Filed under Books, Writing

8 responses to “Salute These Shorts

  1. Those are some great selections, Tom. Here are a few that inspire me:

    “The Girl With the Hungry Eyes” by Fritz Leiber
    “The Man in the Underpass” by Ramsey Campbell
    “The Distributor” by Richard Matheson
    “Night Shift” by Stephen King
    “The Rifle” by Jack Ketchum
    “A Very Merry Christmas” by Ed McBain
    “Neighbors” by Raymond Carver
    “Bright Segment” by Theodore Sturgeon
    “The Lottery” by Shirley Jackson
    “A Short Guide to the City” by Peter Straub
    “Of Missing Persons” by Jack Finney
    “The Scarlet Ibis” by James Hurst

  2. Good choices, Tom.

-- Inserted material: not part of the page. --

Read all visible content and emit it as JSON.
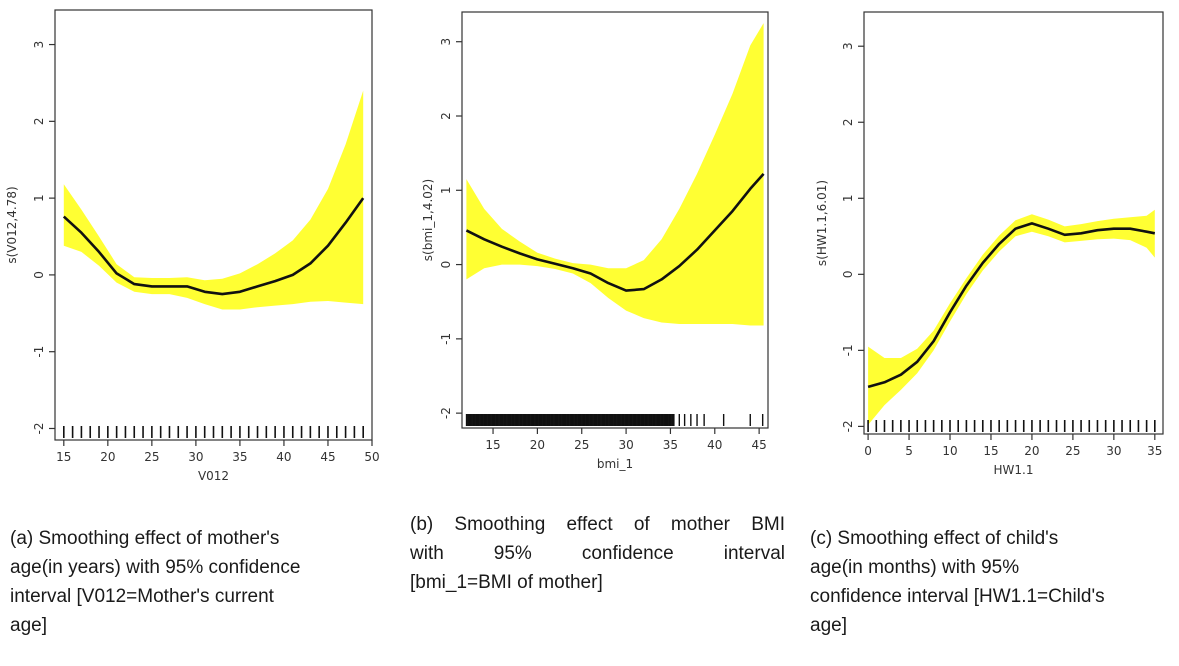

Agree with them all. How about a guy who in my opinion is largely and undeservedly forgotten and totally underappreciated–William Goyen? He had a voice unmatched by anyone at any time. HIs first line in his brilliant short story, “Arthur Bond” has stuck with me forever. “Remember man named Arthur Bond had a worm in his thigh.” Goyen is who I want to be when I grow up…

  3. I’m also partial to him since he’s a fellow Texan… and is as good a writer as Faulkner, again, imho…

  4. Patti Abbott

    This is going to save me hunting around for short stories to read for a while. We have very similar tastes.